Question :                 Maintenant, à votre avis, diriez-vous que la police croyait vraiment que vous étiez impliqué avec les militants? Ou était-ce une raison pour demander de l'argent à vous et à votre famille?

Réponse :                  Ils le faisaient pour avoir de l'argent. Ils pensaient, nous allons les battre, les harceler et ils vont nous donner de l'argent.

Question :                 Mais pensez-vous qu'ils croyaient vraiment que vous étiez un militant ou impliqué avec les militants?

Réponse :                  Je ne me suis pas joint aux militants et je n'ai jamais vu les militants. Jamais un militant n'a pris contact avec moi.

Question :                 Oui, je comprends que c'est ce que la police pensait, mais quelle est votre opinion à ce sujet?

Réponse :                  Nous ne sommes pas des militants. Ils nous demandaient de l'argent et ils nous accusaient.

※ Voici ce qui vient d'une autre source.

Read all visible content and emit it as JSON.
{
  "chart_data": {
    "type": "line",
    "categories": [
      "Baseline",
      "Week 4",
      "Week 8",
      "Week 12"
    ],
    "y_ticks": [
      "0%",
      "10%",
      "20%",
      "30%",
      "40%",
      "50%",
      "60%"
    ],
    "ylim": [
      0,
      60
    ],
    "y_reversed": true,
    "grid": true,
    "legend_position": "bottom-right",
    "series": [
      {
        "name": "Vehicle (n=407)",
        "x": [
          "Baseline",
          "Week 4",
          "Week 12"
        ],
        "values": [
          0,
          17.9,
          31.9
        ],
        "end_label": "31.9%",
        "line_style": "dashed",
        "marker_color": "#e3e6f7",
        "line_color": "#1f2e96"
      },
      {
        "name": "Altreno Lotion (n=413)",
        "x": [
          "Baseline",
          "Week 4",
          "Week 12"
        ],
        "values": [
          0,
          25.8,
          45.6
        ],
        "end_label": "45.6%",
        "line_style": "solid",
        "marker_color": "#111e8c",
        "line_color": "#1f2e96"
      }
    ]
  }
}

[15]            L'avocat du demandeur prétend que lorsque la motivation derrière le mauvais traitement subi comporte deux aspects, savoir un aspect politique et un aspect criminel, le demandeur devrait obtenir gain de cause dans une revendication du statut de réfugié lorsqu'on peut établir un lien entre l'un de ces aspects et l'un des motifs énoncés à la Convention. L'avocat cite l'arrêt Klinko c. MCI, [2000] A.C.F. no 228 (C.A.), pour appuyer sa thèse selon laquelle la Cour devrait donner un sens plus large à la définition du motif d'opinions politiques de la Convention. Dans l'arrêt Klinko, précité, le demandeur avait critiqué ouvertement la corruption répandue chez les douaniers et les policiers en Ukraine. La Commission a rejeté la revendication étant donné que cette corruption n'était pas sanctionnée par l'État, et elle considérait par conséquent que le revendicateur n'avait pas exprimé une opinion politique suivant la définition de réfugié au sens de la Convention aux termes du paragraphe 2(1) de la Loi sur l'immigration, L.R.C. (1985), ch. I-2. La Cour d'appel a statué qu'il n'est pas nécessaire que l'appareil étatique persécute un demandeur pour qu'on puisse établir un lien avec la définition du motif d'opinions politiques de la Convention. En effet, il suffit que l'État « p[uisse] être engagé » . La Cour d'appel a conclu que la Commission avait commis une erreur en ne reconnaissant pas que la persécution subie par M. Klinko était due à ses opinions politiques.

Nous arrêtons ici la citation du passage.